LDAP

The LDAP connector can be used with any directory which supports the LDAP and LDAPS protocols such as OpenLDAP, Active Directory or eDirectory.

Installing the connector

The steps below describe how to install and start the connector. Depending on whether you are using Kubernetes, Swarm or RPM, the instructions will vary.

RPM File

First, download jar file into /usr/local/openiam/connectors/bin and change owner to openiam user.

wget https://download.openiam.com/release/enterprise/4.2.1.4/connectors/ldap-connector-rabbitmq.jar
chown openiam:openiam /usr/local/openiam/connectors/bin/ldap-connector-rabbitmq.jar

Next, create new .sh file for starting ldap connector by running:

nano ldap_start.sh

Content of the file:

#!/bin/bash
. /usr/local/openiam/env.conf
export VAULT_CERTS="$HOME_DIR/vault/certs/"
export JAVA_HOME="$HOME_DIR/jdk"
export JAR_FILE="ldap-connector-rabbitmq"
export JAVA_OPTS="-Xmx256m -Djdk.tls.client.protocols=TLSv1.2"
su openiam -c "$JAVA_HOME/bin/java -Dlogging.level.root=ERROR -Dlogging.level.org.openiam=ERROR -Dconfpath=$HOME_DIR/ -Djavax.net.ssl.keyStorePassword=changeit -Djavax.net.ssl.trustStore=$HOME_DIR/conf/$JAR_FILE/ -jar $JAVA_OPTS $HOME_DIR/connectors/bin/$JAR_FILE.jar > $HOME_DIR/logs/$JAR_FILE.log&"

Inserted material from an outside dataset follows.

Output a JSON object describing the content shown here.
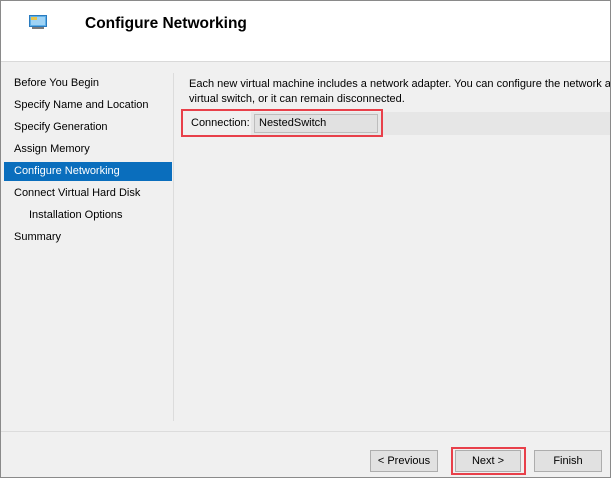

Make file executable by running:

chmod +x ldap_start.sh

To start the connector, use the following command:

./ldap_start.sh

Docker swarm

Kubernetes

Connector Troubleshooting Tips

1. SSL connection issue

Symptoms:

org.openiam.connector.core.base.exception.ConnectorException: javax.naming.CommunicationException: simple bind failed: rodir.dvot.tsa.dhs.gov:636 [Root exception is javax.net.ssl.SSLHandshakeException: PKIX path building failed: sun.security.provider.certpath.SunCertPathBuilderException: unable to find valid certification path to requested target] Caused by: javax.naming.CommunicationException: simple bind failed: myldap.example.com:636

Resolution:

  1. make sure port is open and reachable, and you can connect via telnet command
telnet myldap.example.com 636
  1. If you are connecting to LDAP via secured port 636 you should import ca_cert issued by domain into java keystore:
keytool -noprompt -import -v -trustcacerts -alias ldap_ca$(pwgen -s 13 1) -file /path/to/ca_cert.crt -keystore /usr/local/openiam/jdk/lib/security/cacerts -keypass changeit -storepass changeit

note that certificate must be imported into proper JVM that is used to start connector After you should restart connector.